Ülkemizde çok sesliliğin olması çok önemli ama halkın geniş kitlesine hitap eden bir gazetede bu tip aşırı yorumlarla karşılaşmak beni üzdü.

Mehmet MUNZUR

İnönü'ye saygı

İSTANBUL Maçka'da, Atatürk'ün arkadaşı, milli mücadelemizin Batı cephesi komutanı, II. Cumhurbaşkanı, 17 yıl süreli Başbakan İsmet İnönü'nün at üzerinde yer aldığı heykeli bulunmaktadır. Yalnızlığına terk edilen bu heykelin taban kaidesinin üzerine çeşitli yazılar yazılmış ve bakımsız durumdadır. Küreselleşme adı altında cumhuriyet devrimi ve ilkelerinin silinmeye çalışıldığı bugünlerde; ulu önder Atatürk'e, onunla birlikte cumhuriyeti kurmalarına ve onların adına-anısına yapılan eserlere sahip çıkmalıyız. Ölümünün 26. yılında 25.12.1999'a kadar İsmet Paşa'nın adına yapılan bu eseri bakımsızlıktan ve yalnızlığından kurtarmak üzere başta İnönü Vakfı ve Beşiktaş Belediyesi'ni göreve çağırıyorum.

Hakan SARUHAN İSTANBUL

Öğrencimi bırakmam demek yetmiyor...

SAKARYA Üniversitesi'nden Özgür Kıvanç, 8 Kasım'da açılan üniversiteki eğitimin Düzce depreminden sonra 28 Şubat'a ertelendiğini, böylece yarı yılın gittiğini söyleyerek, ‘‘Rektörümüz, 1000 çalışanımız var, ben öğrencimi bırakmam diye nakil vermiyor. Kampusun içinde yurt projesi daha bitmemiş durumda. Sakarya'da barınma başlı başına bir sorun. Peki şimdi 28 Şubat'ı mı bekleyeceğiz? Geçici nakil yapılsa bile artık olanaksız. İstanbul'daki üniversitelerde vize sınavları başladı. Nereye kadar bekleyeceğiz? Çünkü, 28 Şubat'ta bir deprem daha meydana geldiğinde sonuç nereye varacak? Şu an söylenene göre kampusta hasar varmış. Ben gelecekte makine mühendisi olmaktan vazgeçmek üzereyim. Çünkü ben ve benim gibi öğrenciler perişan.’’
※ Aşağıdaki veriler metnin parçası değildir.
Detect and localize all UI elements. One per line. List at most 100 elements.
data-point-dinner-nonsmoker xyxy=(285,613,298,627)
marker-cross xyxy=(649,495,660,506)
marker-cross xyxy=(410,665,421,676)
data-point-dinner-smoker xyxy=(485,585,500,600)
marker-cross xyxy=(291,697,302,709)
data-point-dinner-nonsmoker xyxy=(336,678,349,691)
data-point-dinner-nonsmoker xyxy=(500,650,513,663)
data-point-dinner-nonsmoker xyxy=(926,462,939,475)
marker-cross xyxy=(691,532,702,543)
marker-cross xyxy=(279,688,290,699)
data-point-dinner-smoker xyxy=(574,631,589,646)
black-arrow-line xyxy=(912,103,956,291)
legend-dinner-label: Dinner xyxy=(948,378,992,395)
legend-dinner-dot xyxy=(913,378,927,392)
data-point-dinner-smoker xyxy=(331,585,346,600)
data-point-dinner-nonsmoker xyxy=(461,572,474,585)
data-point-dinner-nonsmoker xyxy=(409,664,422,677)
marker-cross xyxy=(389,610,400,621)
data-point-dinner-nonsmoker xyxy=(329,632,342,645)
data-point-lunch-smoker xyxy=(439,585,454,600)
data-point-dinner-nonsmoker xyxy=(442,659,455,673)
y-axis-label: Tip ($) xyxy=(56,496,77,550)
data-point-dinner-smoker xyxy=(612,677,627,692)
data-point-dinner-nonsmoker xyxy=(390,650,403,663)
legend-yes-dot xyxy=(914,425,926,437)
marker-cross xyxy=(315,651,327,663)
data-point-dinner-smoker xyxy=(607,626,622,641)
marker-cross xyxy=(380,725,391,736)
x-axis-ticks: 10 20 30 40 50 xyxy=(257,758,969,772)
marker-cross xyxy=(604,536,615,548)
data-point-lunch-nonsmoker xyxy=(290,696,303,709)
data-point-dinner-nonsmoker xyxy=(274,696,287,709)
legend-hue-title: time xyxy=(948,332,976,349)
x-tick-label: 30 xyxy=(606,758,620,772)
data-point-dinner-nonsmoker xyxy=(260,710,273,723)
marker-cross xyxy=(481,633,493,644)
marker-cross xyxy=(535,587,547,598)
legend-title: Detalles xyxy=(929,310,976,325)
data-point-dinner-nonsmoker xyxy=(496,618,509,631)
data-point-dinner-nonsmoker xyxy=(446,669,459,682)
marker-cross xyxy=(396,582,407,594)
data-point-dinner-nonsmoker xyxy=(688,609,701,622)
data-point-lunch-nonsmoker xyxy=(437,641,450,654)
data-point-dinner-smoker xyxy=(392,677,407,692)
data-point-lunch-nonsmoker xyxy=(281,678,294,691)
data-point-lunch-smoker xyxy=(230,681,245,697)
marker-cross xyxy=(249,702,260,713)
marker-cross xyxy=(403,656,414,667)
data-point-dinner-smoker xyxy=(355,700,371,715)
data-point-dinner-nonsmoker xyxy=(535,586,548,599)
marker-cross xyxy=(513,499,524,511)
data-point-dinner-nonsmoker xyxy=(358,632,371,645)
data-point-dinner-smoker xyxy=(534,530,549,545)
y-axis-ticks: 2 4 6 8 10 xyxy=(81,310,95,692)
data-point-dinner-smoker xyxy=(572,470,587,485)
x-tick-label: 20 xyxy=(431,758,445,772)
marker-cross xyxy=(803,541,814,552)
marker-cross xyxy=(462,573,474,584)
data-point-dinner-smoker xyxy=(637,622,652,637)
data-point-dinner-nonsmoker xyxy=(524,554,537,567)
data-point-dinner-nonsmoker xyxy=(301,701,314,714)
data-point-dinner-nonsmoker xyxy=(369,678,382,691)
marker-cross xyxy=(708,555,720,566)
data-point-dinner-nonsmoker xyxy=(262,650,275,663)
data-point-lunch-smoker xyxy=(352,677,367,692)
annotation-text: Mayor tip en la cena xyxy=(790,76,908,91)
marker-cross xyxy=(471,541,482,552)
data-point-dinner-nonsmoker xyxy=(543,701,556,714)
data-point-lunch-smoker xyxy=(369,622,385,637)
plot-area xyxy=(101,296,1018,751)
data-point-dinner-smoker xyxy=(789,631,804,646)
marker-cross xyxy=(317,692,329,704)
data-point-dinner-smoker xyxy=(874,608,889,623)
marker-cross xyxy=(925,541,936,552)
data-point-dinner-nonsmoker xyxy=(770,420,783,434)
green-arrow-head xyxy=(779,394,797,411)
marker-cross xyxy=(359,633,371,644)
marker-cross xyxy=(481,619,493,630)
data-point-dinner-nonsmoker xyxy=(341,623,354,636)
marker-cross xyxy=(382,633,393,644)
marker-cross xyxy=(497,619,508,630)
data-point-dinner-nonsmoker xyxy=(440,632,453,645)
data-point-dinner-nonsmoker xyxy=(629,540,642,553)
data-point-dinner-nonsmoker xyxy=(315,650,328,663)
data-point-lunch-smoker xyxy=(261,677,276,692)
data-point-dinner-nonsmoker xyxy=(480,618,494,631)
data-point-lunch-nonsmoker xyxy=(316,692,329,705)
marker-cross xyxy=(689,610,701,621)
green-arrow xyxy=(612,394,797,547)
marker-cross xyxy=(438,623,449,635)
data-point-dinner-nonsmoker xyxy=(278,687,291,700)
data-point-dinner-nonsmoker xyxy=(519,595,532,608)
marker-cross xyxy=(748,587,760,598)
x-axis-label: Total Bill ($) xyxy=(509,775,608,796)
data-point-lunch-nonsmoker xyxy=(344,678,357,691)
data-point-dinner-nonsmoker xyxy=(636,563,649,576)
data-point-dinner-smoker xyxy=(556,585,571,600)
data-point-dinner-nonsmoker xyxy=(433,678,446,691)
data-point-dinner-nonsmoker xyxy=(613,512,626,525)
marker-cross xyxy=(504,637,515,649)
'BELEDİYELERDE asgari ücretli işçi statüsünde olup memur niteliğinde en az bir yıl çalışarak kadro bekleyen, tecrübe ve nitelik kazanmış fakat Devlet Memurları Sınavı'nda başarısız olmuş, en az 60 puan almış bir grup teknik eleman...' ruzumuyla yazan İ.Ö.'ye: Başarılı, nitelikli eleman olunabilir, ancak ölçüt de konan sınavdır. Yıllar önce aldığınız bilgileri unutmak, sınava hazırlanmamak mazeret sayılabilir mi? Nitekim, son memur sınavında başarılı olanların lise son sınıflarında okuyanlarla üniversite hazırlık kurslarına girenler olduğunu bilmek gerekiyor. Ancak, sizler gibi sınavdan başarılı çıkamayanların memur yapılması haksızlık değil mi?